When it comes to sports gambling, Kentucky State Representative Jason Nemes said it's time Kentucky gets in on the action.
"Kentucky, we already have sports betting. You can bet on sports where they have horses, but you cannot bet on sports that have balls, and that just doesn't make any sense," he said.
Nemes, R.-Middletown, has been part of a push in the state legislature to legalize sports gambling. A bipartisan bill that would allow sports betting in Kentucky was filed last year by State Rep. Adam Koenig, R.-Erlanger, but it was never called for a vote in the House. But Nemes said one doesn't have to look far to see the benefits of legalized sports wagering.
"Look north, look east, look south, look west," he said. "I mean a lot of states have it now and Kentucky doesn't. We're behind. We need to catch up."
The Indiana Gaming Commission reported the state took in around $91.7 million dollars in wagers in the month of October, which brought in around $1.1 million in tax revenue. Those numbers are up 160 percent from September, which was the first month sports betting was allowed in Indiana, with the state pulling in around $35.2 million in wagers and $813,103 of tax revenue.
"It will bring some money to Kentucky," Nemes said. "It won't solve all of our problems, but it will help us out."
According to Nemes, the tax revenue could go towards shoring up the pension system and filling some other holes, but for him, it is more a matter of principle.
"Even if it doesn't bring a dollar to Kentucky, government shouldn't be stopping people from gambling on the Yankees versus the Red Sox," he said. "Do we really want to put people in jail if they awnt to put money on the Red Sox?

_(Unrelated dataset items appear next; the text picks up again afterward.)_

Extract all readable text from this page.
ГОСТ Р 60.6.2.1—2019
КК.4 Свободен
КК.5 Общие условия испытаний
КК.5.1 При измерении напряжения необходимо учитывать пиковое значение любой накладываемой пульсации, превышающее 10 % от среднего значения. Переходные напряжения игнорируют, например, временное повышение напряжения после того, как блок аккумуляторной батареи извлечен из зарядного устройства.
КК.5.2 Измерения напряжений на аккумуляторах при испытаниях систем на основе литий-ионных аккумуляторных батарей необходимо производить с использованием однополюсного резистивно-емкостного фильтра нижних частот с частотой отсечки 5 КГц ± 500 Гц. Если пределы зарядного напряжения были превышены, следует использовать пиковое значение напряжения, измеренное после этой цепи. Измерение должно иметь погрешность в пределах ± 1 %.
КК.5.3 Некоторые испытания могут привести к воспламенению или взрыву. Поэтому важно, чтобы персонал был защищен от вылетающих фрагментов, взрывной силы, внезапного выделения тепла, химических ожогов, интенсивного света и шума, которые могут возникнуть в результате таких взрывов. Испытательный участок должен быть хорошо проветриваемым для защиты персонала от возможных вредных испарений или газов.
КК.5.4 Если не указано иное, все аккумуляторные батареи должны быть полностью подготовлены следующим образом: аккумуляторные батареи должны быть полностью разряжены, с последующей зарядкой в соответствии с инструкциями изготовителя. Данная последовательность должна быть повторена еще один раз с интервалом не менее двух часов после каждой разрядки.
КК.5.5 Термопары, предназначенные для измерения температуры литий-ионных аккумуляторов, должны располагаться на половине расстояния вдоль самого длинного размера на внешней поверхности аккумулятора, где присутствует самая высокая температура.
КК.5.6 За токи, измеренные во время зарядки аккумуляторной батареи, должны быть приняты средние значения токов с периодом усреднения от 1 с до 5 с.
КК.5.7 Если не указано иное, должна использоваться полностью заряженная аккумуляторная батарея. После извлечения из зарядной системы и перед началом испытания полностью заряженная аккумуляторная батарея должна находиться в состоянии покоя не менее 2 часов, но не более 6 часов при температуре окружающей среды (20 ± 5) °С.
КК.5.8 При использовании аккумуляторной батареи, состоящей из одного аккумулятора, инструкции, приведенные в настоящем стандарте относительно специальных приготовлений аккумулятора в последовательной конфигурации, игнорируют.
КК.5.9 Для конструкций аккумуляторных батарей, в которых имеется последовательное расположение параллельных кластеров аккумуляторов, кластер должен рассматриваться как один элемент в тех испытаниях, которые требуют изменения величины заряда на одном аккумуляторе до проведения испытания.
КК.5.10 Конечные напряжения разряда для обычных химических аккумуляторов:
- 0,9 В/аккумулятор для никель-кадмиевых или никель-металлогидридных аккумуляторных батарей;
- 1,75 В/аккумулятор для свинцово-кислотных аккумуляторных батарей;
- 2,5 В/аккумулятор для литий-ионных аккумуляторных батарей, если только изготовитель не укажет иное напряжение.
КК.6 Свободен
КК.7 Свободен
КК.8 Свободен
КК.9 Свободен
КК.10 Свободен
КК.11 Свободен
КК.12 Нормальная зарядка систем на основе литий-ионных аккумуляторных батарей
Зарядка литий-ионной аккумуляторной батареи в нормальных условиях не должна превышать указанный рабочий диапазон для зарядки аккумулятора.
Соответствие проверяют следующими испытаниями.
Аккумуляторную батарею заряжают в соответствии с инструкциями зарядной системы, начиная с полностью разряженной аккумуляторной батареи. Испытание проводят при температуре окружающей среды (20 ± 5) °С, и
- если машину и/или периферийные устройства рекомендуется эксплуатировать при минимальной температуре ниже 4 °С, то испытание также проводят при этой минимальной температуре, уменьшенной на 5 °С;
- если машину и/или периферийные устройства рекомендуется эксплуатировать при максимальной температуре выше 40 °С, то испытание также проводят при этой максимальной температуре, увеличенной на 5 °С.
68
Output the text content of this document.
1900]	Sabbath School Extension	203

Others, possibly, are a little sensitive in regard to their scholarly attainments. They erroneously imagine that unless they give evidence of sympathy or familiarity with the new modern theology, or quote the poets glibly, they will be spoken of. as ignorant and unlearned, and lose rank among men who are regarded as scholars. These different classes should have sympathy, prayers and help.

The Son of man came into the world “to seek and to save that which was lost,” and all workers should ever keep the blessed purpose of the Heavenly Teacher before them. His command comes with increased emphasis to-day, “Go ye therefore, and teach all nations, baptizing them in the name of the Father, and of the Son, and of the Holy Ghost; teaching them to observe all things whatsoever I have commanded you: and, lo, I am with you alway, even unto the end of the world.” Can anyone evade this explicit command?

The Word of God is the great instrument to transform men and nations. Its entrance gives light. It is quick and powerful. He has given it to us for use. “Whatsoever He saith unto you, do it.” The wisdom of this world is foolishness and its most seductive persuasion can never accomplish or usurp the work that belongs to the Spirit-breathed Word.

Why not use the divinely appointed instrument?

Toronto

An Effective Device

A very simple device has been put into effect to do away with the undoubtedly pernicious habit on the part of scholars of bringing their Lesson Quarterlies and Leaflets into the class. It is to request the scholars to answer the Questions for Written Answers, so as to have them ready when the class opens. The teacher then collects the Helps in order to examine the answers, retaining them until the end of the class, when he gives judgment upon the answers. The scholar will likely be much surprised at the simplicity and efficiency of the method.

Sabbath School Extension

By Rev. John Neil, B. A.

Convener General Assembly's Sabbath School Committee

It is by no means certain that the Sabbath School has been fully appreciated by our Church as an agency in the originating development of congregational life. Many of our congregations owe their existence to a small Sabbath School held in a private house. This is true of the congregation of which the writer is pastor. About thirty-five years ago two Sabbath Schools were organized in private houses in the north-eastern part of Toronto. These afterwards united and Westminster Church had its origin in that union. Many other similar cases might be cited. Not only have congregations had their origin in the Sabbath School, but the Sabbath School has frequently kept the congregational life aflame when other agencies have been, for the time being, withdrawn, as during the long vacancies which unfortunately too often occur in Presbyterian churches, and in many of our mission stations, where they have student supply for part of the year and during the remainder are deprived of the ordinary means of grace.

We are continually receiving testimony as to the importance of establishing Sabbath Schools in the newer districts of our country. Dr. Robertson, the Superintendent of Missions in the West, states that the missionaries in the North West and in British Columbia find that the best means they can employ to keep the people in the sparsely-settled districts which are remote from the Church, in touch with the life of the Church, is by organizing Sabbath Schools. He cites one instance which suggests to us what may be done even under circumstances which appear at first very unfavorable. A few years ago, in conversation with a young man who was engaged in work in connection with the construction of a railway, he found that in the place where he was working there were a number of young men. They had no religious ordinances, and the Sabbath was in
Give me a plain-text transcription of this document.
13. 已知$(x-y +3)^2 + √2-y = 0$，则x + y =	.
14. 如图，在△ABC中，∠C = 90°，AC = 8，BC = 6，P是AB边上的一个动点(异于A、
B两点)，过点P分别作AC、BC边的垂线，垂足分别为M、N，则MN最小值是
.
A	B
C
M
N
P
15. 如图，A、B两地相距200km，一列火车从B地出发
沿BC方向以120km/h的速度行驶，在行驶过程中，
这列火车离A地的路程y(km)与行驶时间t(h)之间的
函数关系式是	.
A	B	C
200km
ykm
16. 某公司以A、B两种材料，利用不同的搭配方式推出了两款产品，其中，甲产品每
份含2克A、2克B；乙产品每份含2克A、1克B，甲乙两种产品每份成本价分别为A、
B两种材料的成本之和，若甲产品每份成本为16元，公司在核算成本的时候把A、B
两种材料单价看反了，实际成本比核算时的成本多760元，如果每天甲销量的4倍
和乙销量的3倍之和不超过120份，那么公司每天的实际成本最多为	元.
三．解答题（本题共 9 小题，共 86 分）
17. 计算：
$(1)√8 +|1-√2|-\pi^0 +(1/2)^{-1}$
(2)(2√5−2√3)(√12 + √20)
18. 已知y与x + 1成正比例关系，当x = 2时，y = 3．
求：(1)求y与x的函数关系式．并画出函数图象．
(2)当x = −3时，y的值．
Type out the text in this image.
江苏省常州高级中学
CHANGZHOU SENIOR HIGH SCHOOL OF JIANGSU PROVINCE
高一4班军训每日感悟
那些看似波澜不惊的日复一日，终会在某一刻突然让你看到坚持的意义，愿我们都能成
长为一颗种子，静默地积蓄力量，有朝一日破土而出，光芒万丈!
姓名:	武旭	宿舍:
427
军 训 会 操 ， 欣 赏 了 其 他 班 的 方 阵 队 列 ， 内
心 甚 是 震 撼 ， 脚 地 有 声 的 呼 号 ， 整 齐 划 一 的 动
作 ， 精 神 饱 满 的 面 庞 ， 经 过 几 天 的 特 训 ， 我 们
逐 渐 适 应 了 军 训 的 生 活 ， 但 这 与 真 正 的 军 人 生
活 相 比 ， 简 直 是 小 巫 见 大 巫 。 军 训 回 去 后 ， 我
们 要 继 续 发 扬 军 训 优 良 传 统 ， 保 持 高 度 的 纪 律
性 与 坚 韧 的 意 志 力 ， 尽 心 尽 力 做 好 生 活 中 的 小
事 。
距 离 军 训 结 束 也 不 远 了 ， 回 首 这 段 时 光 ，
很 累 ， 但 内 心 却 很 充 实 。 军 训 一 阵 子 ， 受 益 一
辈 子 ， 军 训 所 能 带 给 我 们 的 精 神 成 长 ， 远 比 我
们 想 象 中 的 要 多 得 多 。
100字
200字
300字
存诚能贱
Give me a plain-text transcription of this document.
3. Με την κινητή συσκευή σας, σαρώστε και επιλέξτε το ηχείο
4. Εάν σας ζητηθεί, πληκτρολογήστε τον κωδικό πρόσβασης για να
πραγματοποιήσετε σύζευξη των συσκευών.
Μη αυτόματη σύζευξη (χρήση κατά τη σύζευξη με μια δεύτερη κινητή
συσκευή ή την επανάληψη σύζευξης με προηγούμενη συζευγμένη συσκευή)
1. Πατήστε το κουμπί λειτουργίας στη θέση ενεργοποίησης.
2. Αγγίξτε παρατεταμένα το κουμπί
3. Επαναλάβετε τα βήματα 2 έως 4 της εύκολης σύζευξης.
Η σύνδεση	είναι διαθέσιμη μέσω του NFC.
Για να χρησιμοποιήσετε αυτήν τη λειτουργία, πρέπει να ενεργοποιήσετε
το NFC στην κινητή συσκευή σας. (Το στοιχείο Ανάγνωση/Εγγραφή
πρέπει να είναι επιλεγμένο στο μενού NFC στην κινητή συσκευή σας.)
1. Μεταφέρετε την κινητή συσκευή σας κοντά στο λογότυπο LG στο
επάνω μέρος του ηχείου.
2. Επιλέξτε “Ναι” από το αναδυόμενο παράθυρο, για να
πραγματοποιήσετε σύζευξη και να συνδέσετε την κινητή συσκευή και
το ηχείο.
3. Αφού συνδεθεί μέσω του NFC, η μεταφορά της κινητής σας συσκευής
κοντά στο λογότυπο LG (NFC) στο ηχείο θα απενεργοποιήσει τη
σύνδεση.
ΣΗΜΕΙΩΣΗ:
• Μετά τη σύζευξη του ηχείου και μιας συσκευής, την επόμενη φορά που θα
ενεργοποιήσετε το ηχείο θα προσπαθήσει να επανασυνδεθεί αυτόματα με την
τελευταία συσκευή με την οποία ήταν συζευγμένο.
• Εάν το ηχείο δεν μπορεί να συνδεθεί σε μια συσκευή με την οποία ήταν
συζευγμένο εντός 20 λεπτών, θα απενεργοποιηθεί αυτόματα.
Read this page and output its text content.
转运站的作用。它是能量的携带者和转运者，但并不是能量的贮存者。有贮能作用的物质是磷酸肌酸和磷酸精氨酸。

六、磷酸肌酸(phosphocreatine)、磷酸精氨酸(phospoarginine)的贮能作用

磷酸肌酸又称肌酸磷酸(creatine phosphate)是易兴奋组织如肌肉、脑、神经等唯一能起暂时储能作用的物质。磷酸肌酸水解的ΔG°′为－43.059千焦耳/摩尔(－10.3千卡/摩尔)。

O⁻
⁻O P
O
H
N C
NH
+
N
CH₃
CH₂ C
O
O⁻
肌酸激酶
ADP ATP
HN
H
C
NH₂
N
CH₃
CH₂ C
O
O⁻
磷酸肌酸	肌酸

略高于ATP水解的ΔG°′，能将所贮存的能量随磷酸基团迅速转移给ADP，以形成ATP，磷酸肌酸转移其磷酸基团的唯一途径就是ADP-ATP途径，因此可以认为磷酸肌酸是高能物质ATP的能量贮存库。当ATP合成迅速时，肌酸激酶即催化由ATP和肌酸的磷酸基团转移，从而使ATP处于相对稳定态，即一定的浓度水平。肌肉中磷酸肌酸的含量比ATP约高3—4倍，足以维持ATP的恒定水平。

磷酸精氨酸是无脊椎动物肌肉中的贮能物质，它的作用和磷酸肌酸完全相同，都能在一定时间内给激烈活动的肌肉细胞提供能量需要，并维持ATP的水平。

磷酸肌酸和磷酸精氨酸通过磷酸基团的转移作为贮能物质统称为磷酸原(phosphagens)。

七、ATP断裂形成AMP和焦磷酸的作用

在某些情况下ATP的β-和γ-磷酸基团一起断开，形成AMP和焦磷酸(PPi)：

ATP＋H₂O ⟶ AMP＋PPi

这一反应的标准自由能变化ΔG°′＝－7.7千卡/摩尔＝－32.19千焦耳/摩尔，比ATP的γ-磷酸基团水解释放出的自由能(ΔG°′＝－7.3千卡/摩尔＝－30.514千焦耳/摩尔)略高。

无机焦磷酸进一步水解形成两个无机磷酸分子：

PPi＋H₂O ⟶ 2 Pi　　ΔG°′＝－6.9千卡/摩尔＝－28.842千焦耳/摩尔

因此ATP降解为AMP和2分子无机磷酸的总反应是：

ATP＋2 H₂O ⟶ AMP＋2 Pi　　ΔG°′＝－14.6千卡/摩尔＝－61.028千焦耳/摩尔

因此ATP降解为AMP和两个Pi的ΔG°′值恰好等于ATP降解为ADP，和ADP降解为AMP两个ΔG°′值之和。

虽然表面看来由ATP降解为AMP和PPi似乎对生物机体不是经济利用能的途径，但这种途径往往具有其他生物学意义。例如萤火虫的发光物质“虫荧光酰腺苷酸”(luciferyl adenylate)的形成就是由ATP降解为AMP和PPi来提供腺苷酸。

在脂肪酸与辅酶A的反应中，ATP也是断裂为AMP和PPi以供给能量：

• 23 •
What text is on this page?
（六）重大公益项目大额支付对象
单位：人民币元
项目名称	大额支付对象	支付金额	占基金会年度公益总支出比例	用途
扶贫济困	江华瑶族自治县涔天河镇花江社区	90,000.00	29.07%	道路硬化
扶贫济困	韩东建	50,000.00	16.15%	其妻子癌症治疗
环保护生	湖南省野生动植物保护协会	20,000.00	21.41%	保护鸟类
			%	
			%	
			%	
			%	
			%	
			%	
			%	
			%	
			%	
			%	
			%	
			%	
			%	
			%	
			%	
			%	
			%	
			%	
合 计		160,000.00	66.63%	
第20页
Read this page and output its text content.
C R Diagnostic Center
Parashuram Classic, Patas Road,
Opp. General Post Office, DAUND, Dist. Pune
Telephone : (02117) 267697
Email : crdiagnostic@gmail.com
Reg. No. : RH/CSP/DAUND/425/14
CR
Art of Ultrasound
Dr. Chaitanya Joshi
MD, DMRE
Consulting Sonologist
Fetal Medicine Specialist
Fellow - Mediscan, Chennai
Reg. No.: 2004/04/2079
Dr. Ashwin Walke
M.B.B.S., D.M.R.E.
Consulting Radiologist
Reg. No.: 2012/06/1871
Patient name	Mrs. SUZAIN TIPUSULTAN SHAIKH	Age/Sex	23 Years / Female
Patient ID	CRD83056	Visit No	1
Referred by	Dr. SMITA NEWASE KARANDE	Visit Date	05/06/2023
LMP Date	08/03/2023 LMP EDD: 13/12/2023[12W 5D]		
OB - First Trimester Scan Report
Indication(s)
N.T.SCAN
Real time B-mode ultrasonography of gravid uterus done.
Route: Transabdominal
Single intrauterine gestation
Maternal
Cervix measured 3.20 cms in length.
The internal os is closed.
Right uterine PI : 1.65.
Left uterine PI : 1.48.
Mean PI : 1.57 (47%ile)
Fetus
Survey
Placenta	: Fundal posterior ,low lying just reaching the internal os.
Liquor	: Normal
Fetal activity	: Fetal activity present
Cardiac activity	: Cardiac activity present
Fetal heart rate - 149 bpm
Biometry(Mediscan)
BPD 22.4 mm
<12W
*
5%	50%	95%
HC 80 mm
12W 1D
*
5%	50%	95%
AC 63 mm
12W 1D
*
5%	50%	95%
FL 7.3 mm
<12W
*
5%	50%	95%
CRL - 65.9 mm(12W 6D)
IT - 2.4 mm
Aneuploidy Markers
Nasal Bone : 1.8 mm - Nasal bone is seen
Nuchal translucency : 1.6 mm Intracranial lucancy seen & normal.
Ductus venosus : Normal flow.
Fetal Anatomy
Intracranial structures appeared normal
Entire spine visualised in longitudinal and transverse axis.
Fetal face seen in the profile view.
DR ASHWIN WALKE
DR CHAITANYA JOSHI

It just doesn't make sense."
Governor Matt Bevin has opposed expanding gambling, but his successor, Governor-elect Andy Beshear, has said he is supportive of all gambling in Kentucky.
"It's time for casino gaming," Beshear said at a gubernatorial debate in October. "It's time to treat fantasy sports for what they are. It's time for sports betting."
Nemes said while it does help having someone supportive of expanded gambling in the governor's office, he is confident there are enough votes in the House and the Senate to pass the sports betting bill if it is brought up for a vote. According to Nemes, because the upcoming legislative session is a budget session, the bill would only need 50 votes to pass the House, and he believes he has enough supporters to pass that mark. He said there is also support in the Senate, with Senator Damon Thayer giving strong support for the legislation.
Rep. Koenig has said he is planning on filing the bill in the upcoming session.